The lawsuit came less than five months after the district court’s ruling in a previous case, Loud Light & Hammet v. Schwab, finding that Mr. Schwab was required to produce a 2018 report of provisional ballot data under KORA. The court’s decision in the previous case, which came in July, ordered Sec. Schwab to produce the report. 
 
A month following the court’s ruling, after submitting a KORA request for the 2020 version of the same provision ballot report, Mr. Hammet learned that the Sec. Schwab’s office instituted software changes that removed the functionality to produce future provisional ballot reports. Sec. Schwab also informed Mr. Hammet that he could only acquire the public record if he paid for the software code to be rewritten – after the 2020 election. 
 
In its filing, the ACLU of Kansas requests that the Court find that Sec. Schwab violated election record retention requirements and enforce access to public records under KORA. 

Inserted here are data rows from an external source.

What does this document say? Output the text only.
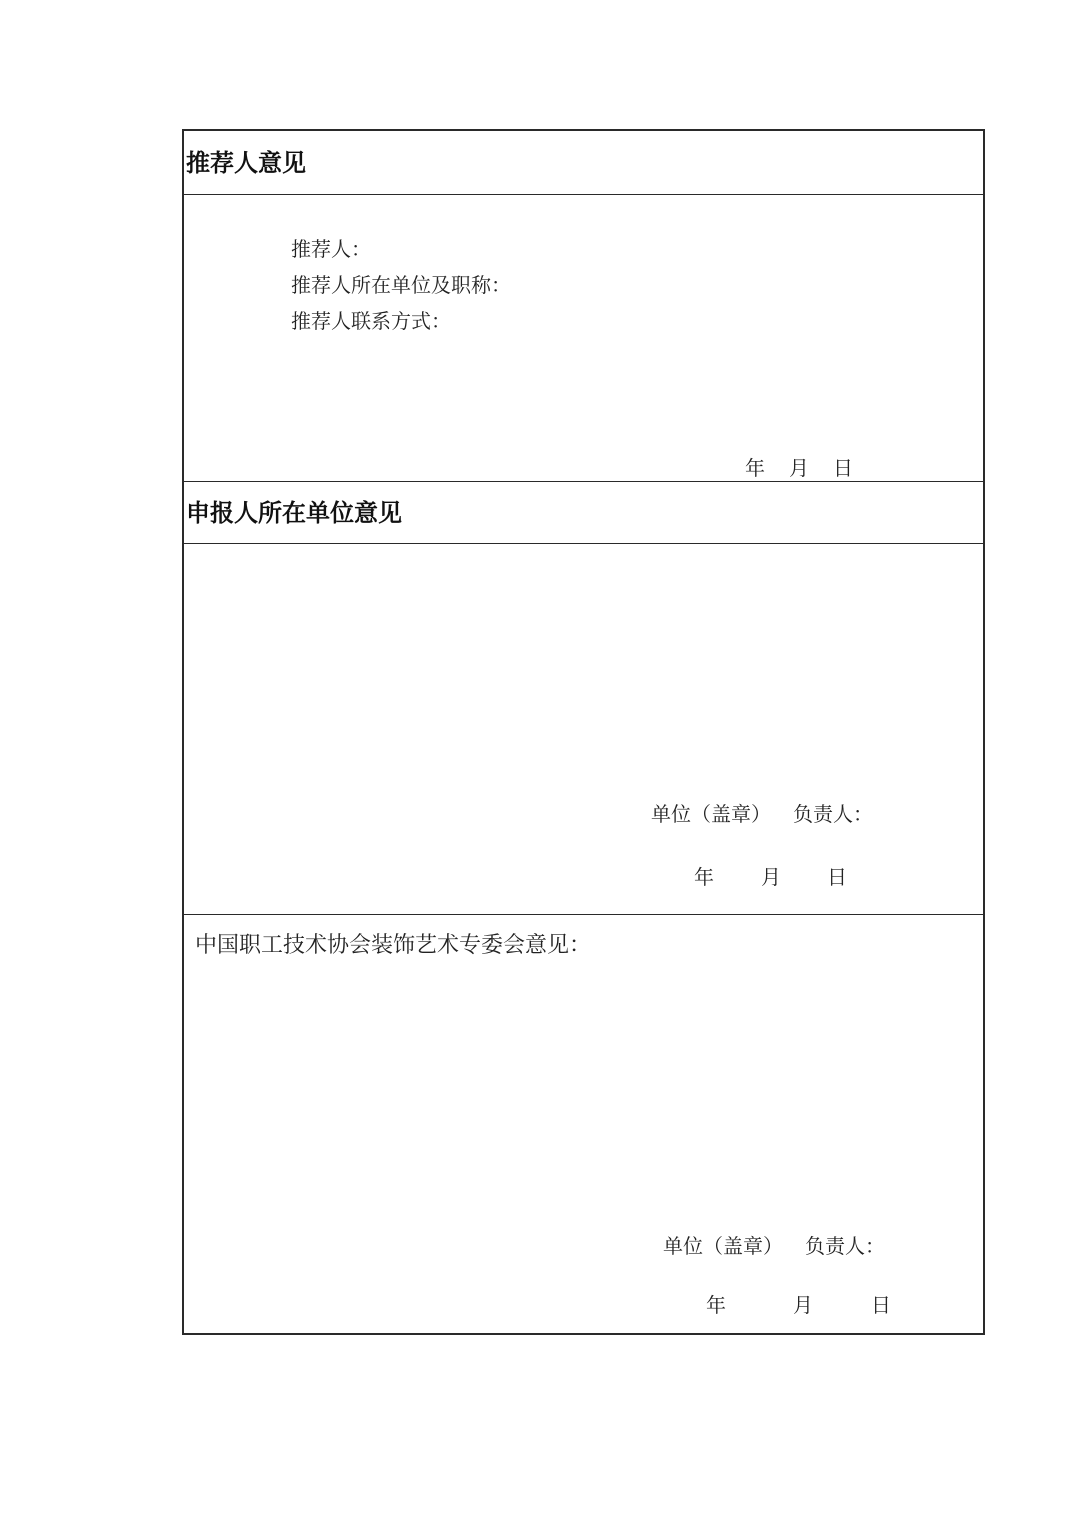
推荐人意见
推荐人：
推荐人所在单位及职称：
推荐人联系方式：
年 月 日
申报人所在单位意见
单位（盖章） 负责人：
年 月 日
中国职工技术协会装饰艺术专委会意见：
单位（盖章） 负责人：
年	月	日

On October 13, the Shawnee County District Court judge denied the ACLU's motion for summary judgment. The ACLU of Kansas filed a notice of appeal to the Court of Appeals of the State of Kansas on November 5.

Oral argument was held before the Kansas Court of Appeals on June 13, 2022. 

On July 22, 2022, a three-judge panel of the Kansas Court of Appeals ruled in favor of Loud Light and Hammet, thereby reversing a district court judgment and ordering one in Hammet’s favor. The Court noted that the record Hammet requested – the provisional ballot detail report – was subject to KORA and needed to be disclosed, and held that Secretary Schwab violated KORA by turning off his office’s ability to access that record. The Court remanded to Shawnee County District Court Judge Watson with instructions to order Schwab to turn the office’s access to the record back on, “so the public can have access to that public record.”